Worse followed. In November, Gerald Schatten of the University of Pittsburgh, previously the Korean group's champion in the west, asked for his name to be removed from the Science paper after receiving information from one of Hwang's team that appeared to throw the results into question. Then two of Hwang's Korean collaborators alleged that some of the data was falsified. An investigation by Seoul National University, where Hwang is based, concluded that errors in the paper, which Hwang had previously admitted but ascribed to "human error," could on the contrary "only be seen as a deliberate fabrication."

The scandal has delighted opponents of stem cell research in the US, who argue that it shows the field is unethical and over-hyped. And it raises questions over peer review, although journal editors rightly point out that both they and their referees have little choice but to take submitted data on trust. Deliberate falsification is hard to spot.
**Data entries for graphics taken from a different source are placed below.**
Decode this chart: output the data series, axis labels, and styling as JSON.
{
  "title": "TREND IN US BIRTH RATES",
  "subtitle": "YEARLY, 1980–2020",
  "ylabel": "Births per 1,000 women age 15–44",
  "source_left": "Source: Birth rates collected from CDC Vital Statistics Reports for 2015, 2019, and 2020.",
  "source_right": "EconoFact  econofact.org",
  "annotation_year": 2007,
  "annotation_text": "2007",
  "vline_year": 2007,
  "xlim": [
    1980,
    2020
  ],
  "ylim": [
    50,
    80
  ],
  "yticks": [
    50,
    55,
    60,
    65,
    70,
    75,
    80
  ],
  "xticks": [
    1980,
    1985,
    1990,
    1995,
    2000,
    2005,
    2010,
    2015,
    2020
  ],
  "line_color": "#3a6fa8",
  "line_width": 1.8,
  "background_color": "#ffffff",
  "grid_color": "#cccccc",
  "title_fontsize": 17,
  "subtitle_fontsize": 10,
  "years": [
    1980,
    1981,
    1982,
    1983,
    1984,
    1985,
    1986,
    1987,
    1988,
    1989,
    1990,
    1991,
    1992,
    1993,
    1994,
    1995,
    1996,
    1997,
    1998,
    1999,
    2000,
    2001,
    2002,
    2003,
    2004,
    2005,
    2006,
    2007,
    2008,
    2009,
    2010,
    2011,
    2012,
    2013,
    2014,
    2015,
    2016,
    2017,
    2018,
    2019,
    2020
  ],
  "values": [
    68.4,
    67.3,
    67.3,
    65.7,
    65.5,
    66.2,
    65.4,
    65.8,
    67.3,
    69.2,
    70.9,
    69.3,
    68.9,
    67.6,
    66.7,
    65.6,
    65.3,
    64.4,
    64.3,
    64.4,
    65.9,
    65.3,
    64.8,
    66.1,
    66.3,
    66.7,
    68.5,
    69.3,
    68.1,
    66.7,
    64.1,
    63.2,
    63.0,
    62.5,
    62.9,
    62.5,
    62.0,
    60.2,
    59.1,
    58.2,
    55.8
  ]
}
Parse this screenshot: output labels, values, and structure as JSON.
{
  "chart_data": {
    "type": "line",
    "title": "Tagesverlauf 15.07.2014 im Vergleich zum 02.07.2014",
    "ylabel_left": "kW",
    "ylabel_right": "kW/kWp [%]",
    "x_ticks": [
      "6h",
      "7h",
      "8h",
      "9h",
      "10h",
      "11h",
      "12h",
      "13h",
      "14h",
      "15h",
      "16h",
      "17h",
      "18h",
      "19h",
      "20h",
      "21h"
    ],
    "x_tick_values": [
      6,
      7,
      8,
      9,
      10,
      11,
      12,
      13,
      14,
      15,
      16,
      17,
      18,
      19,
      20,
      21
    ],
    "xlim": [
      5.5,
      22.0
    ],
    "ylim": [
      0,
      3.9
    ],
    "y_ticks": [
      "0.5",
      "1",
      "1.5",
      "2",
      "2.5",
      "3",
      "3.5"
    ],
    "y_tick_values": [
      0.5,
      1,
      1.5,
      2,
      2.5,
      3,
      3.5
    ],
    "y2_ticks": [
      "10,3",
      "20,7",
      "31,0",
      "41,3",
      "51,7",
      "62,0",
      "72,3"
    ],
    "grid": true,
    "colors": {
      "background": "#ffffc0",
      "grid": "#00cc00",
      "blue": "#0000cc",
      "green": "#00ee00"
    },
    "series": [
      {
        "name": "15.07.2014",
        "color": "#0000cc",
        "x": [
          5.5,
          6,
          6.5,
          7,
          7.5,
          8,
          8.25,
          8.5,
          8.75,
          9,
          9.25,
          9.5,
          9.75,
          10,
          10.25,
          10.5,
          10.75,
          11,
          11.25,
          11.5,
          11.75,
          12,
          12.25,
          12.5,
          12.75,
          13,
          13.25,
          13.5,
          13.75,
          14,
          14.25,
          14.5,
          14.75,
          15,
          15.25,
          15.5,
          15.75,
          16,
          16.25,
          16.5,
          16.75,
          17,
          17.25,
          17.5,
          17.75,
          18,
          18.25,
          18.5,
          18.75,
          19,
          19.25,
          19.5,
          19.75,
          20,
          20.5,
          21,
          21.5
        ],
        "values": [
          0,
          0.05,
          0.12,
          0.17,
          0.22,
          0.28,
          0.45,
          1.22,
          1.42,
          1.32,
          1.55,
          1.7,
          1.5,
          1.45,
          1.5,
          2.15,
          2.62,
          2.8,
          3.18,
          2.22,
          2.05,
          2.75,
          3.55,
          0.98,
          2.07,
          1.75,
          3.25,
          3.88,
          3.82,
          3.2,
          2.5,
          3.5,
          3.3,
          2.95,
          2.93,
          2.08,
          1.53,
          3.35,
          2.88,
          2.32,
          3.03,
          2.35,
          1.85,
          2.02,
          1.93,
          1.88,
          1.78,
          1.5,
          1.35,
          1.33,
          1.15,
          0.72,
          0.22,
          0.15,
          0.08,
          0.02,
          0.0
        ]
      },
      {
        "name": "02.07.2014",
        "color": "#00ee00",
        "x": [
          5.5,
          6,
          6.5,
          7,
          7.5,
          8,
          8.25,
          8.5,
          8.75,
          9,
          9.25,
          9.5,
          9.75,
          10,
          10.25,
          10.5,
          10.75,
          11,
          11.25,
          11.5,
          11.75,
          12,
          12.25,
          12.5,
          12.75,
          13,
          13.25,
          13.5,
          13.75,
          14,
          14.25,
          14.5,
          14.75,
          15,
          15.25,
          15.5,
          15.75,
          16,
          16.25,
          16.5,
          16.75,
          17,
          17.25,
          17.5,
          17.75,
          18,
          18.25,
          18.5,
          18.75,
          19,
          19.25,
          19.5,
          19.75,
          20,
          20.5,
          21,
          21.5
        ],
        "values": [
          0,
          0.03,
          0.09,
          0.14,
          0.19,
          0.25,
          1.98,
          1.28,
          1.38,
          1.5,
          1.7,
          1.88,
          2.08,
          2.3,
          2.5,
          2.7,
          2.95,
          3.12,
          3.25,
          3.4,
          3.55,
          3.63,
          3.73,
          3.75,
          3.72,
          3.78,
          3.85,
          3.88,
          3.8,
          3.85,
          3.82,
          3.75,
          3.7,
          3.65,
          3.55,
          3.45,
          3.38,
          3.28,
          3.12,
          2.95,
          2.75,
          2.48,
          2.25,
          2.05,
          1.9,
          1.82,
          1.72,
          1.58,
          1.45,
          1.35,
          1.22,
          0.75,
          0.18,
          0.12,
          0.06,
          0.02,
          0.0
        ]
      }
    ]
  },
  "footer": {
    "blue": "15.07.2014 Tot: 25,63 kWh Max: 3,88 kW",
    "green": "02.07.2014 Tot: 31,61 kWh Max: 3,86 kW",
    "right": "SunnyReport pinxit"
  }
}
But how badly does the Hwang affair set back the science? Stem cell researchers have to accept that, as far as cloning of human cells is concerned, they are again at square one. Yet the picture is not as bleak as some have suggested. In January 2006, two US teams reported developments that could obviate the ethical concerns responsible for very tight constraints on stem cell research there and in some other countries. The principle objection is that harvesting stem cells from human blastocysts involves destruction of the embryos. Now researchers at MIT have cloned, and extracted stem cells from, blastocysts modified so that they fundamentally lack the capacity to become foetuses, and thus cannot be seen as "potential organisms." And a team at Massachusetts-based Advanced Cell Technology has taken the opposite route by developing a method for extracting stem cells from blastocysts without impairing their subsequent capacity to develop into foetuses.

Both studies were conducted in mice, however, and the question that now seems as open as ever is whether the same is possible in humans.

The satellite navigation wars

With the launch of the first of the European Space Agency's Galileo satellites in December, satellite navigation will soon no longer be reliant on the Global Positioning System (GPS)—and therefore no longer in the hands of the US military. The Pentagon can scramble GPS signals at will, but Galileo—which will ultimately consist of 30 satellites, and should be fully operational by 2008—is strictly a civilian-run affair. The Pentagon has complained that its signals could interfere with GPS, but its main worry is more probably that China, as one of ESA's partners in the project, has access to Galileo's guidance.

Keep your p11 up

If you're feeling down, blame the p11. Low levels of this protein have been implicated in depression. Apparently it helps to activate the neuroreceptors that bind to serotonin, the brain's "feelgood" neurotransmitter. Among the factors that could depress production of p11 are stress-induced hormones, while antidepressant drugs seem to boost p11 levels. This sounds like good news for treating depression. But it's also a reminder of the deceptive allure of gene-based medicine, for the p11 gene joins a long list of genes known to affect the behaviour of serotonin: there's no one-strike solution to this form of depression.